Csp pensa a un’organizzazione nuova e diversa, che veda protagonisti i giovani proletari, le donne, i lavoratori, i precari, che rifiuti le logiche della politica mestierante e l’elettoralismo. Grande spazio alla comunicazione, all’utilizzo di internet, per contrastare lo strapotere mediatico e far giungere al più ampio numero possibile di persone il messaggio che i comunisti sono cosa ben diversa dai patetici ritratti berlusconiani e ben più combattivi della sinistra a cui siamo abituati.

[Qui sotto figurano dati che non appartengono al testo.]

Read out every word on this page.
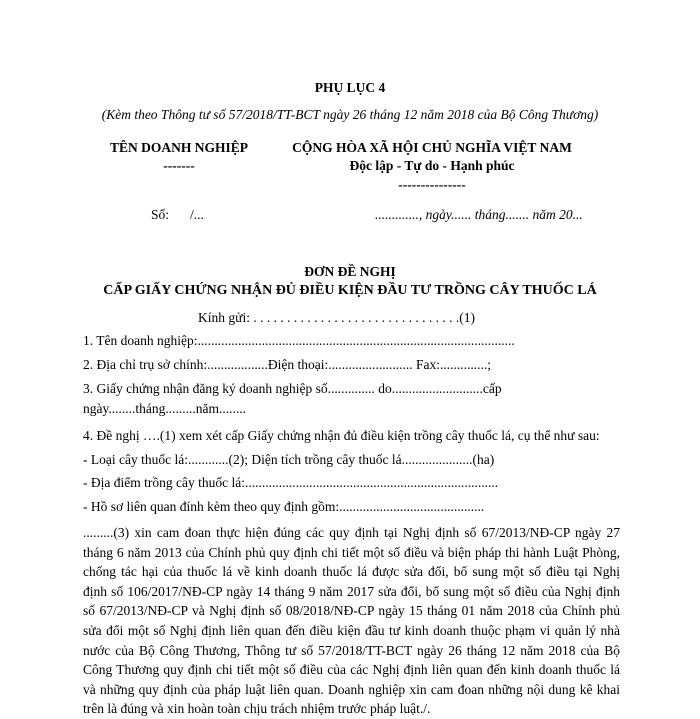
PHỤ LỤC 4
(Kèm theo Thông tư số 57/2018/TT-BCT ngày 26 tháng 12 năm 2018 của Bộ Công Thương)
TÊN DOANH NGHIỆP
-------
CỘNG HÒA XÃ HỘI CHỦ NGHĨA VIỆT NAM
Độc lập - Tự do - Hạnh phúc
---------------
Số: /...	............., ngày...... tháng....... năm 20...
ĐƠN ĐỀ NGHỊ
CẤP GIẤY CHỨNG NHẬN ĐỦ ĐIỀU KIỆN ĐẦU TƯ TRỒNG CÂY THUỐC LÁ
Kính gửi: . . . . . . . . . . . . . . . . . . . . . . . . . . . . . . .(1)
1. Tên doanh nghiệp:..............................................................................................
2. Địa chỉ trụ sở chính:..................Điện thoại:......................... Fax:..............;
3. Giấy chứng nhận đăng ký doanh nghiệp số.............. do...........................cấp
ngày........tháng.........năm........
4. Đề nghị ….(1) xem xét cấp Giấy chứng nhận đủ điều kiện trồng cây thuốc lá, cụ thể như sau:
- Loại cây thuốc lá:............(2); Diện tích trồng cây thuốc lá.....................(ha)
- Địa điểm trồng cây thuốc lá:...........................................................................
- Hồ sơ liên quan đính kèm theo quy định gồm:...........................................
.........(3) xin cam đoan thực hiện đúng các quy định tại Nghị định số 67/2013/NĐ-CP ngày 27
tháng 6 năm 2013 của Chính phủ quy định chi tiết một số điều và biện pháp thi hành Luật Phòng,
chống tác hại của thuốc lá về kinh doanh thuốc lá được sửa đổi, bổ sung một số điều tại Nghị
định số 106/2017/NĐ-CP ngày 14 tháng 9 năm 2017 sửa đổi, bổ sung một số điều của Nghị định
số 67/2013/NĐ-CP và Nghị định số 08/2018/NĐ-CP ngày 15 tháng 01 năm 2018 của Chính phủ
sửa đổi một số Nghị định liên quan đến điều kiện đầu tư kinh doanh thuộc phạm vi quản lý nhà
nước của Bộ Công Thương, Thông tư số 57/2018/TT-BCT ngày 26 tháng 12 năm 2018 của Bộ
Công Thương quy định chi tiết một số điều của các Nghị định liên quan đến kinh doanh thuốc lá
và những quy định của pháp luật liên quan. Doanh nghiệp xin cam đoan những nội dung kê khai
trên là đúng và xin hoàn toàn chịu trách nhiệm trước pháp luật./.
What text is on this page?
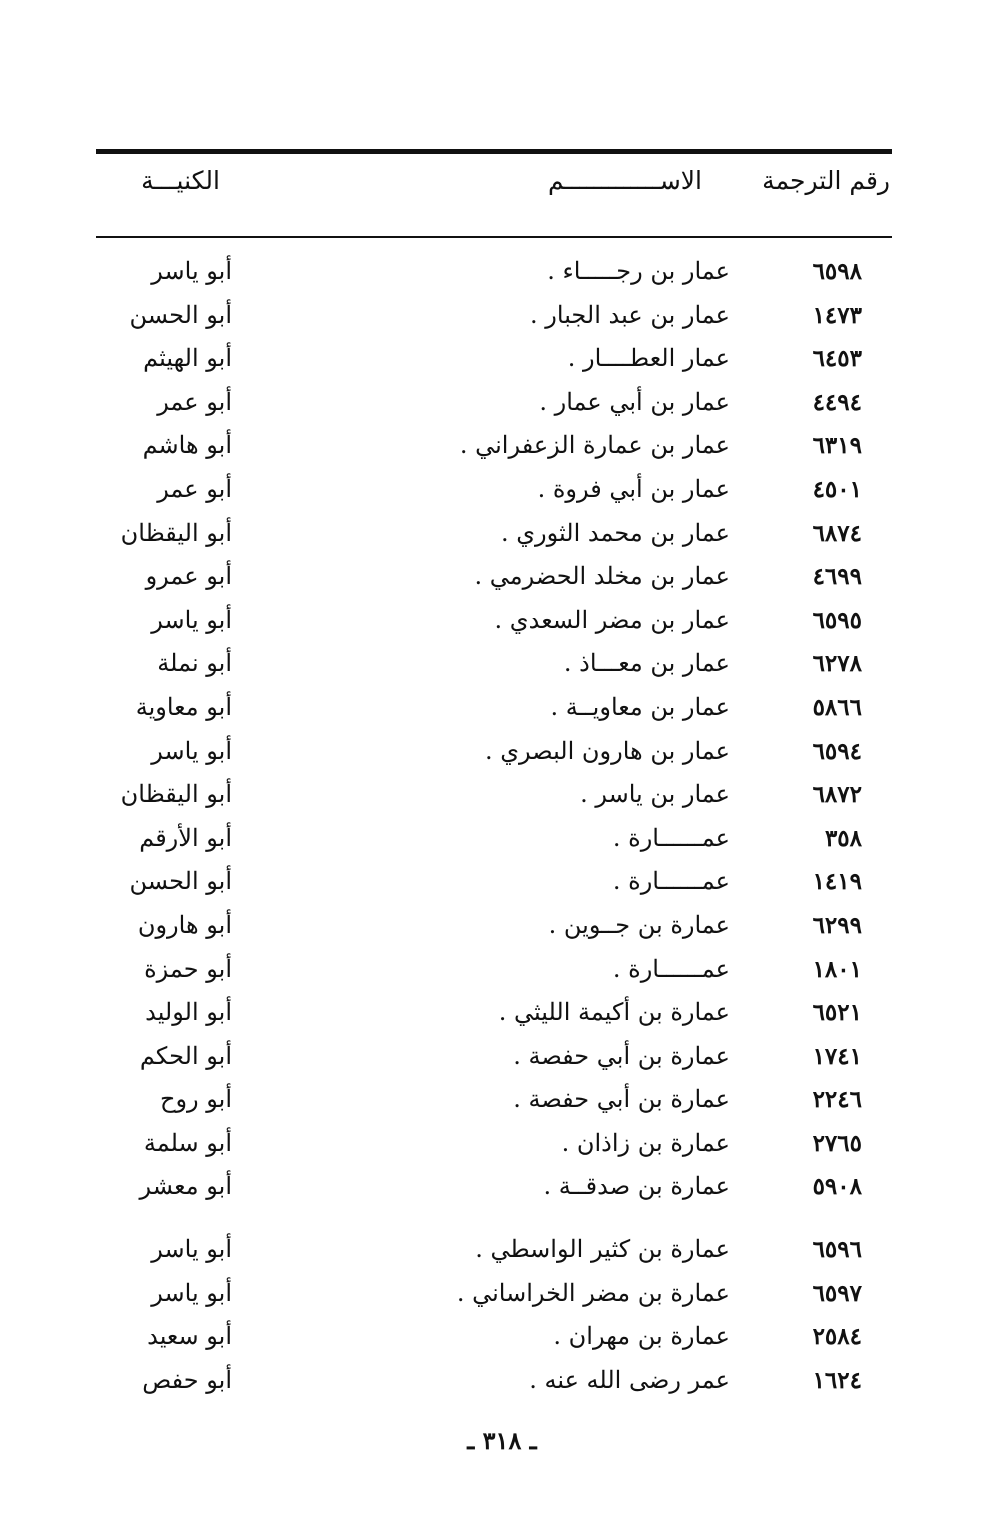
رقم الترجمة
الاســـــــــــــم
الكنيـــة
٦٥٩٨
عمار بن رجـــــاء .
أبو ياسر
١٤٧٣
عمار بن عبد الجبار .
أبو الحسن
٦٤٥٣
عمار العطــــار .
أبو الهيثم
٤٤٩٤
عمار بن أبي عمار .
أبو عمر
٦٣١٩
عمار بن عمارة الزعفراني .
أبو هاشم
٤٥٠١
عمار بن أبي فروة .
أبو عمر
٦٨٧٤
عمار بن محمد الثوري .
أبو اليقظان
٤٦٩٩
عمار بن مخلد الحضرمي .
أبو عمرو
٦٥٩٥
عمار بن مضر السعدي .
أبو ياسر
٦٢٧٨
عمار بن معـــاذ .
أبو نملة
٥٨٦٦
عمار بن معاويــة .
أبو معاوية
٦٥٩٤
عمار بن هارون البصري .
أبو ياسر
٦٨٧٢
عمار بن ياسر .
أبو اليقظان
٣٥٨
عمــــــارة .
أبو الأرقم
١٤١٩
عمــــــارة .
أبو الحسن
٦٢٩٩
عمارة بن جــوين .
أبو هارون
١٨٠١
عمــــــارة .
أبو حمزة
٦٥٢١
عمارة بن أكيمة الليثي .
أبو الوليد
١٧٤١
عمارة بن أبي حفصة .
أبو الحكم
٢٢٤٦
عمارة بن أبي حفصة .
أبو روح
٢٧٦٥
عمارة بن زاذان .
أبو سلمة
٥٩٠٨
عمارة بن صدقــة .
أبو معشر
٦٥٩٦
عمارة بن كثير الواسطي .
أبو ياسر
٦٥٩٧
عمارة بن مضر الخراساني .
أبو ياسر
٢٥٨٤
عمارة بن مهران .
أبو سعيد
١٦٢٤
عمر رضى الله عنه .
أبو حفص
ـ ٣١٨ ـ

E sono questi i temi più sentiti negli interventi dei delegati di tutta Italia: riconquistare la dignità di una sinistra infangata dalla corruzione e dall’apatia, credere nella concreta possibilità di un futuro da conquistare, lottare in ogni situazione per far sentire la voce dei comunisti.
Varie le decisioni assunte dal Comitato Nazionale: è stata riconfermata la leadership di Marco Rizzo, sono stati votati il tesoriere nazionale Canzio Visentin e la commissione di Garanzia e controllo, che avrà come presidente Guido Ricci. È stata inoltre presa la decisione di svolgere una festa nazionale a Roma alla metà di luglio e di convocare il primo Congresso nazionale entro la fine dell'anno. Al lavoro e alla lotta!